Markus 9:2-10
Enam hari kemudian Yesus membawa Petrus, Yakobus dan Yohanes dan bersama-sama dengan mereka Ia naik ke sebuah gunung yang tinggi. Di situ mereka sendirian saja. Lalu Yesus berubah rupa di depan mata mereka, dan pakaian-Nya sangat putih berkilat-kilat. Tidak ada seorang pun di dunia ini yang dapat mengelantang pakaian seperti itu. Maka tampaklah kepada mereka Elia bersama dengan Musa, keduanya sedang berbicara dengan Yesus. Kata Petrus kepada Yesus: “Rabi, betapa bahagianya kami berada di tempat ini. Baiklah kami dirikan tiga kemah, satu untuk Engkau, satu untuk Musa dan satu untuk Elia.” Ia berkata demikian, sebab tidak tahu apa yang harus dikatakannya, karena mereka sangat ketakutan. Maka datanglah awan menaungi mereka dan dari dalam awan itu terdengar suara: “Inilah Anak yang Kukasihi, dengarkanlah Dia.” Dan sekonyong-konyong waktu mereka memandang sekeliling mereka, mereka tidak melihat seorang pun lagi bersama mereka, kecuali Yesus seorang diri.

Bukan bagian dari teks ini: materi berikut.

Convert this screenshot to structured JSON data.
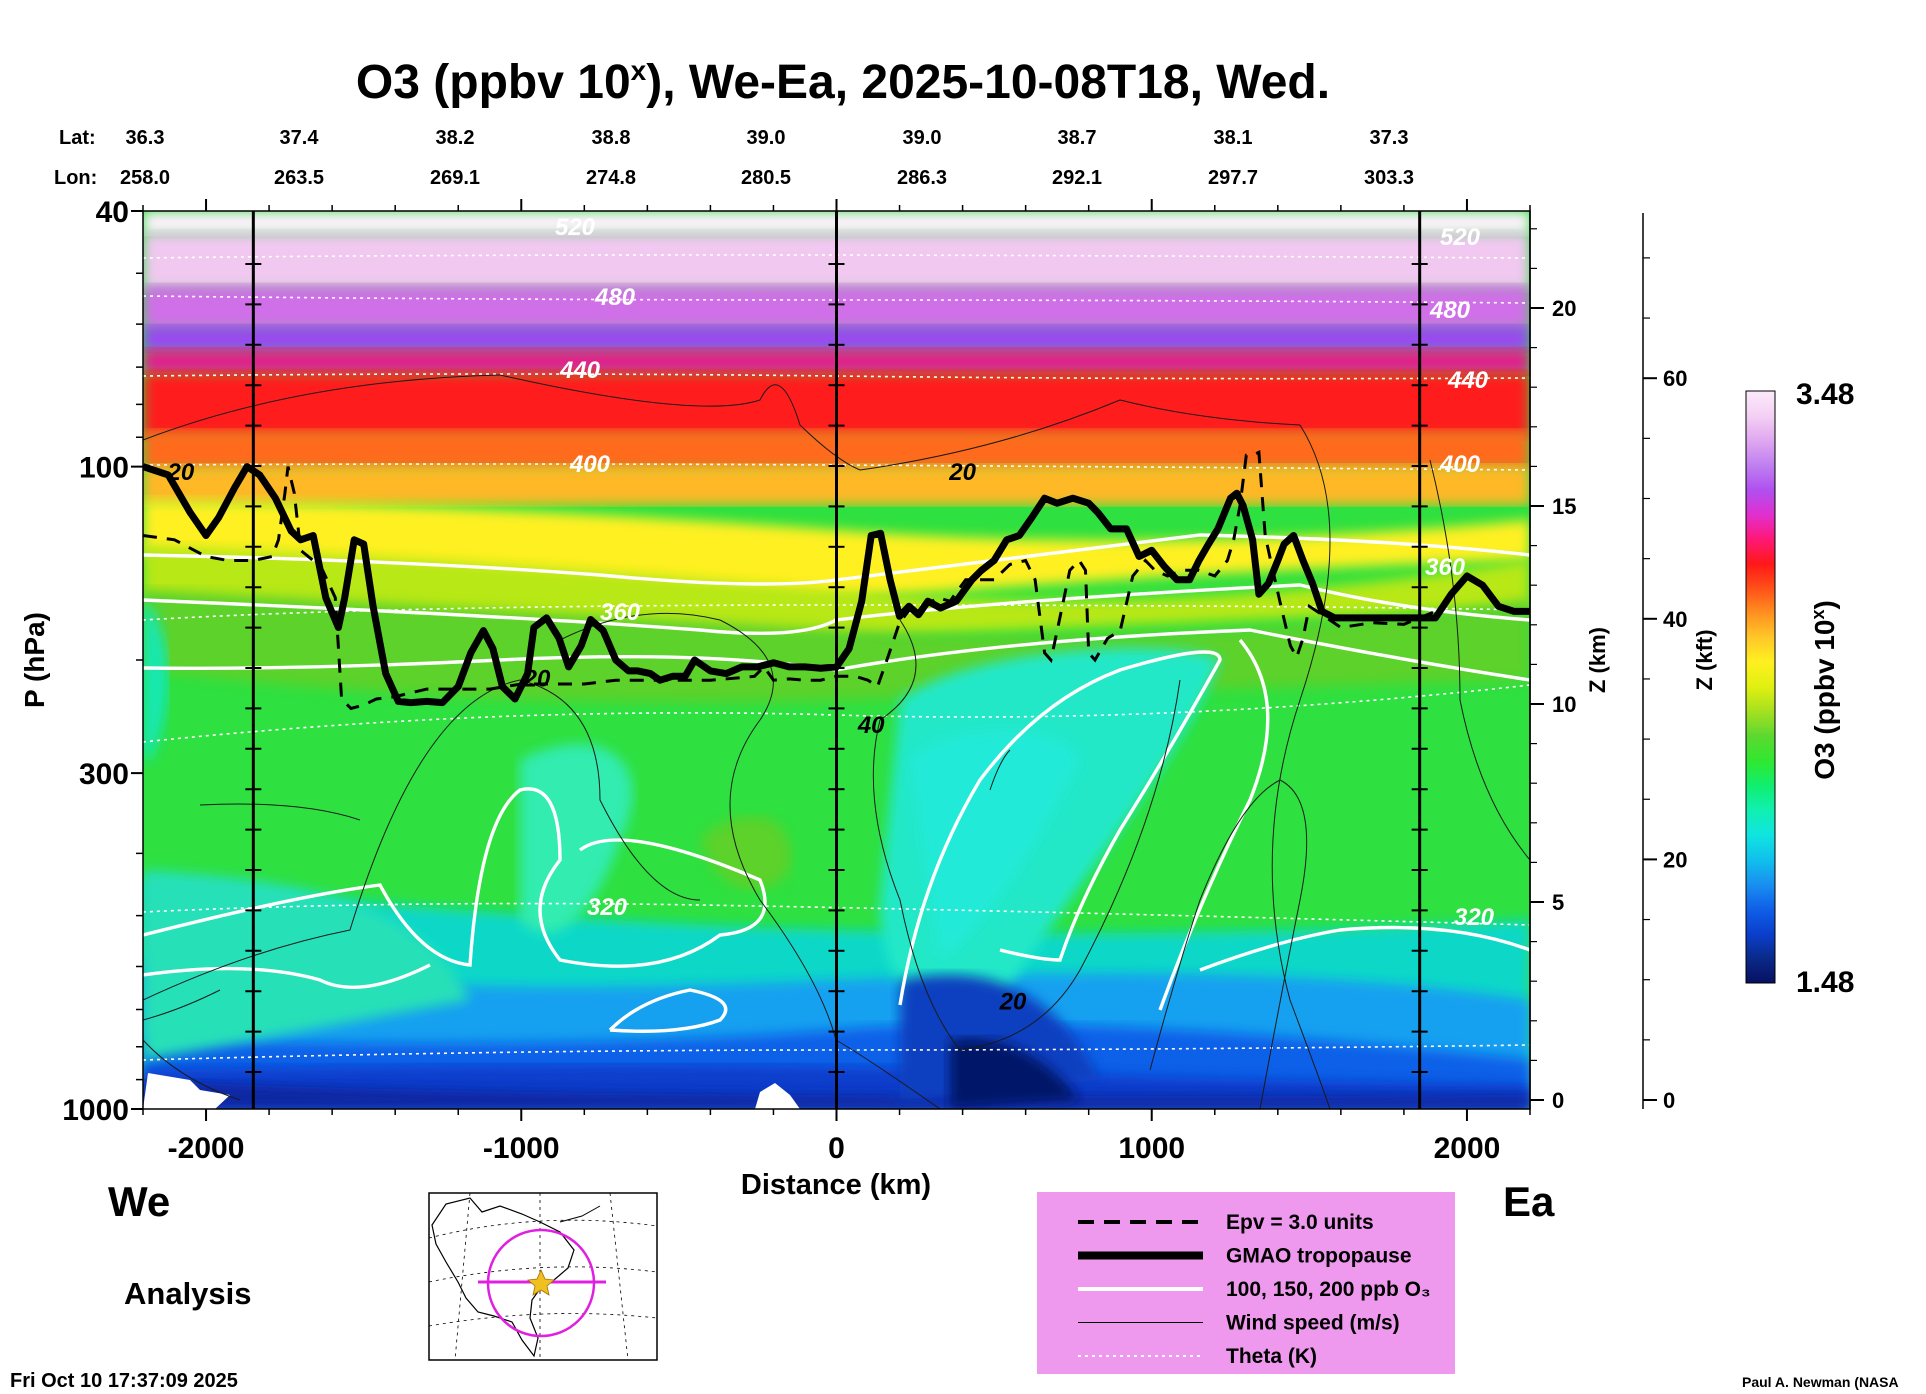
{
  "chart_data": {
    "type": "heatmap",
    "title_main": "O3 (ppbv 10",
    "title_sup": "x",
    "title_rest": "), We-Ea, 2025-10-08T18, Wed.",
    "lat_label": "Lat:",
    "lon_label": "Lon:",
    "lats": [
      "36.3",
      "37.4",
      "38.2",
      "38.8",
      "39.0",
      "39.0",
      "38.7",
      "38.1",
      "37.3"
    ],
    "lons": [
      "258.0",
      "263.5",
      "269.1",
      "274.8",
      "280.5",
      "286.3",
      "292.1",
      "297.7",
      "303.3"
    ],
    "xlabel": "Distance (km)",
    "xlim": [
      -2200,
      2200
    ],
    "xticks": [
      -2000,
      -1000,
      0,
      1000,
      2000
    ],
    "xtick_labels": [
      "-2000",
      "-1000",
      "0",
      "1000",
      "2000"
    ],
    "ylabel": "P (hPa)",
    "ylim": [
      1000,
      40
    ],
    "yticks": [
      1000,
      300,
      100,
      40
    ],
    "ytick_labels": [
      "1000",
      "300",
      "100",
      "40"
    ],
    "z_km_label": "Z (km)",
    "z_km_ticks": [
      0,
      5,
      10,
      15,
      20
    ],
    "z_km_tick_labels": [
      "0",
      "5",
      "10",
      "15",
      "20"
    ],
    "z_kft_label": "Z (kft)",
    "z_kft_ticks": [
      0,
      20,
      40,
      60
    ],
    "z_kft_tick_labels": [
      "0",
      "20",
      "40",
      "60"
    ],
    "vertical_marker_lines_km": [
      -1850,
      0,
      1850
    ],
    "colorbar": {
      "label": "O3 (ppbv 10",
      "label_sup": "x",
      "label_end": ")",
      "min_label": "1.48",
      "max_label": "3.48",
      "min": 1.48,
      "max": 3.48,
      "colors": [
        "#061060",
        "#0a2a8a",
        "#0a3fcc",
        "#1060e8",
        "#1890f0",
        "#10c0ec",
        "#10e4e0",
        "#10f0b0",
        "#10ee70",
        "#30e830",
        "#5cd830",
        "#a4e020",
        "#e0f010",
        "#fff020",
        "#ffc828",
        "#ff9020",
        "#ff5018",
        "#ff1818",
        "#ff1878",
        "#e030d0",
        "#b050f0",
        "#c080f0",
        "#e0a8f0",
        "#f4d0f4",
        "#fbeafa"
      ]
    },
    "theta_contours": [
      {
        "label": "320",
        "label_positions_km": [
          -750,
          2000
        ]
      },
      {
        "label": "360",
        "label_positions_km": [
          -700,
          1950
        ]
      },
      {
        "label": "400",
        "label_positions_km": [
          -800,
          2000
        ]
      },
      {
        "label": "440",
        "label_positions_km": [
          -850,
          2000
        ]
      },
      {
        "label": "480",
        "label_positions_km": [
          -700,
          1900
        ]
      },
      {
        "label": "520",
        "label_positions_km": [
          -800,
          1950
        ]
      }
    ],
    "wind_contour_labels": [
      {
        "label": "20",
        "x_km": 400,
        "p_hpa": 105
      },
      {
        "label": "40",
        "x_km": 110,
        "p_hpa": 260
      },
      {
        "label": "20",
        "x_km": 560,
        "p_hpa": 700
      },
      {
        "label": "20",
        "x_km": -950,
        "p_hpa": 220
      },
      {
        "label": "20",
        "x_km": -2080,
        "p_hpa": 105
      }
    ],
    "tropopause_gmao": {
      "x_km": [
        -2200,
        -2120,
        -2050,
        -2000,
        -1960,
        -1910,
        -1870,
        -1830,
        -1780,
        -1730,
        -1700,
        -1660,
        -1620,
        -1580,
        -1560,
        -1530,
        -1500,
        -1470,
        -1430,
        -1390,
        -1350,
        -1300,
        -1250,
        -1200,
        -1160,
        -1120,
        -1090,
        -1060,
        -1020,
        -980,
        -960,
        -920,
        -880,
        -850,
        -810,
        -780,
        -740,
        -700,
        -660,
        -630,
        -590,
        -560,
        -520,
        -480,
        -450,
        -400,
        -350,
        -300,
        -250,
        -200,
        -150,
        -100,
        -50,
        0,
        40,
        80,
        110,
        140,
        170,
        200,
        230,
        260,
        290,
        330,
        380,
        430,
        460,
        500,
        540,
        580,
        620,
        660,
        700,
        750,
        800,
        830,
        870,
        920,
        960,
        1000,
        1040,
        1080,
        1120,
        1150,
        1180,
        1210,
        1250,
        1270,
        1290,
        1320,
        1340,
        1370,
        1400,
        1420,
        1450,
        1480,
        1510,
        1540,
        1580,
        1620,
        1700,
        1800,
        1900,
        1950,
        2000,
        2050,
        2100,
        2150,
        2200
      ],
      "p_hpa": [
        100,
        103,
        118,
        128,
        120,
        108,
        100,
        103,
        112,
        126,
        130,
        128,
        160,
        178,
        160,
        130,
        132,
        165,
        210,
        232,
        233,
        232,
        233,
        220,
        195,
        180,
        192,
        220,
        230,
        210,
        178,
        172,
        185,
        205,
        190,
        173,
        180,
        200,
        208,
        208,
        210,
        215,
        212,
        212,
        200,
        208,
        210,
        205,
        205,
        202,
        205,
        205,
        206,
        205,
        192,
        162,
        128,
        127,
        150,
        171,
        165,
        170,
        162,
        166,
        162,
        150,
        145,
        140,
        130,
        128,
        120,
        112,
        114,
        112,
        114,
        118,
        125,
        125,
        138,
        135,
        143,
        150,
        150,
        140,
        132,
        125,
        112,
        110,
        115,
        130,
        158,
        152,
        140,
        132,
        128,
        140,
        152,
        168,
        172,
        172,
        172,
        172,
        172,
        158,
        148,
        153,
        165,
        168,
        168
      ]
    },
    "epv_3_units": {
      "x_km": [
        -2200,
        -2100,
        -2000,
        -1930,
        -1850,
        -1790,
        -1770,
        -1750,
        -1740,
        -1720,
        -1700,
        -1660,
        -1630,
        -1590,
        -1570,
        -1540,
        -1500,
        -1460,
        -1400,
        -1300,
        -1200,
        -1100,
        -1000,
        -950,
        -900,
        -800,
        -700,
        -600,
        -500,
        -400,
        -300,
        -260,
        -230,
        -200,
        -150,
        -100,
        -50,
        0,
        60,
        100,
        130,
        160,
        200,
        240,
        280,
        320,
        360,
        410,
        460,
        500,
        550,
        600,
        630,
        660,
        680,
        700,
        740,
        770,
        790,
        800,
        820,
        860,
        900,
        940,
        980,
        1010,
        1050,
        1100,
        1150,
        1200,
        1240,
        1260,
        1280,
        1300,
        1320,
        1340,
        1360,
        1380,
        1410,
        1440,
        1460,
        1480,
        1500,
        1540,
        1600,
        1700,
        1800,
        1850,
        1900
      ],
      "p_hpa": [
        128,
        130,
        138,
        140,
        140,
        138,
        130,
        110,
        100,
        110,
        135,
        140,
        145,
        160,
        230,
        238,
        235,
        230,
        228,
        222,
        222,
        222,
        218,
        218,
        218,
        218,
        215,
        215,
        215,
        215,
        213,
        212,
        205,
        215,
        214,
        215,
        215,
        212,
        212,
        215,
        220,
        200,
        175,
        165,
        165,
        160,
        162,
        150,
        150,
        150,
        142,
        140,
        150,
        195,
        200,
        180,
        145,
        140,
        145,
        195,
        200,
        185,
        180,
        148,
        140,
        145,
        148,
        145,
        145,
        148,
        140,
        130,
        115,
        96,
        96,
        95,
        128,
        142,
        165,
        190,
        198,
        185,
        165,
        170,
        178,
        175,
        176,
        172,
        168
      ]
    },
    "legend": {
      "items": [
        {
          "label": "Epv = 3.0 units",
          "style": "dashed"
        },
        {
          "label": "GMAO tropopause",
          "style": "thick"
        },
        {
          "label": "100, 150, 200 ppb O₃",
          "style": "white"
        },
        {
          "label": "Wind speed (m/s)",
          "style": "thin"
        },
        {
          "label": "Theta (K)",
          "style": "dotted"
        }
      ]
    },
    "dir_west": "We",
    "dir_east": "Ea",
    "analysis_label": "Analysis",
    "timestamp": "Fri Oct 10 17:37:09 2025",
    "credit": "Paul A. Newman (NASA"
  }
}
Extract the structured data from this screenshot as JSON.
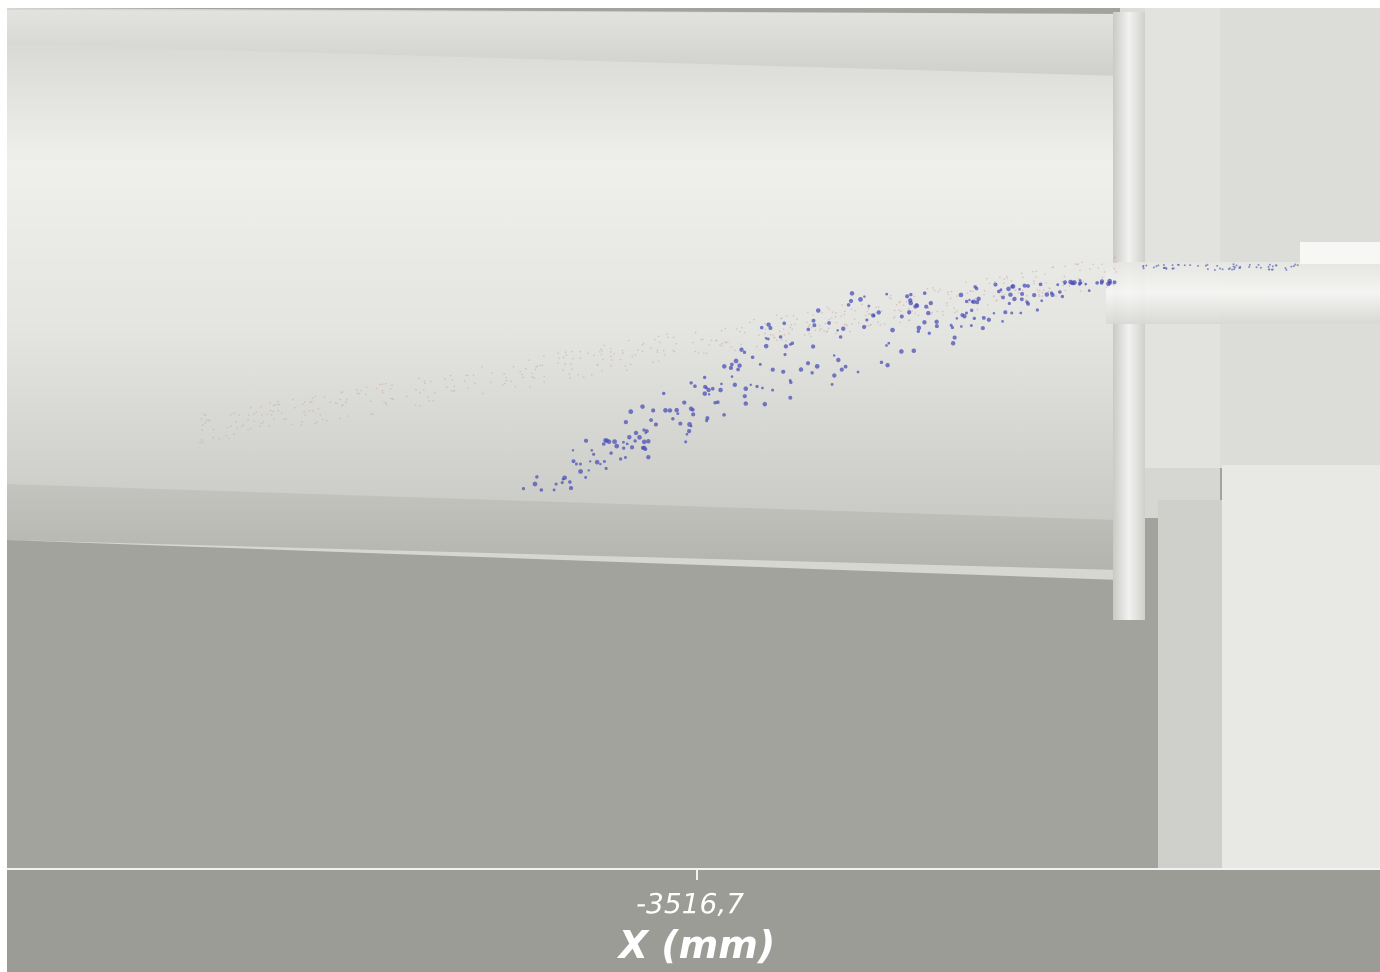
{
  "axis": {
    "ticks": [
      {
        "value": -3516.7,
        "label": "-3516,7"
      }
    ],
    "title": "X (mm)"
  }
}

Pada waktu mereka turun dari gunung itu, Yesus berpesan kepada mereka, supaya mereka jangan menceriterakan kepada seorang pun apa yang telah mereka lihat itu, sebelum Anak Manusia bangkit dari antara orang mati. Mereka memegang pesan tadi sambil mempersoalkan di antara mereka apa yang dimaksud dengan “bangkit dari antara orang mati”.
***
Berhadapan dengan karya Allah, sering kali kita menjadi kagum dan terperangah. Dari situ, kita terdorong untuk mengakui bahwa Allah itu mahakuasa. Ditopang oleh kebahagiaan yang bergelora, pengakuan tersebut menjadi satu-satunya reaksi spontan yang mampu kita ungkapkan.
Sebagai contoh, sering kita melihat reaksi syukur penuh kebahagiaan dari orang yang menjuarai suatu kompetisi, yang berhasil menyelesaikan sidang skripsi, atau yang dinyatakan sembuh dari penyakitnya. Seketika ucapan syukur dipanjatkan kepada Allah yang mahakuasa. Kebaikan yang diberikan Allah selalu menghadirkan kebahagiaan bagi orang yang menerimanya. Itulah yang dialami Petrus, Yakobus, dan Yohanes dalam bacaan Injil hari ini. Mereka berbahagia melihat karya Allah dalam diri Yesus, khususnya ketika Yesus berubah rupa, serta bertemu dengan Musa dan Elia.
Merenungkan kemahakuasaan Allah dalam setiap karya-Nya merupakan cara beriman yang benar. Kita diajak untuk meletakkan semua harapan kita hanya kepada Allah. Sehebat-hebatnya kita, Allah lebih berkuasa dari kita. Petrus, Yakobus, dan Yohanes adalah rasul yang dipilih Yesus untuk ikut serta naik ke atas gunung. Ketika mereka berhadapan dengan kemuliaan Allah, reaksi spontan mereka adalah terperangah. Mereka tidak bisa berkata-kata. Karena itu, kita perlu mengembangkan sikap rendah hati dan kesiapan untuk menerima karya Allah. Kesediaan diri dibentuk oleh Allah melalui kehendak-Nya menjadi cara pemuridan yang benar. Karya Allah akan hadir bagi kita yang memelihara harapan dalam iman.
Masa Prapaskah merupakan waktu yang tepat bagi kita untuk membentuk pribadi yang berpengharapan. Kita diundang untuk menyerahkan setiap perjuangan kita ke dalam kemahakuasaan Allah. Ketika usaha manusia bertemu dengan kehendak Allah, karya yang mahabesar pun akan terwujud. Sikap terperangah boleh saja, tetapi setelah itu, kita harus semakin mengakui kemahakuasaan-Nya, sebagaimana ketiga rasul di sini yang semakin percaya bahwa Yesus adalah Mesias. Kemuliaan Yesus memperlihatkan kemuliaan Allah yang mahaagung, sehingga membuat mereka semakin bersemangat menjadi murid-Nya. Mereka bahagia menjalani tugas pengutusan mereka dan setia mengikuti Yesus.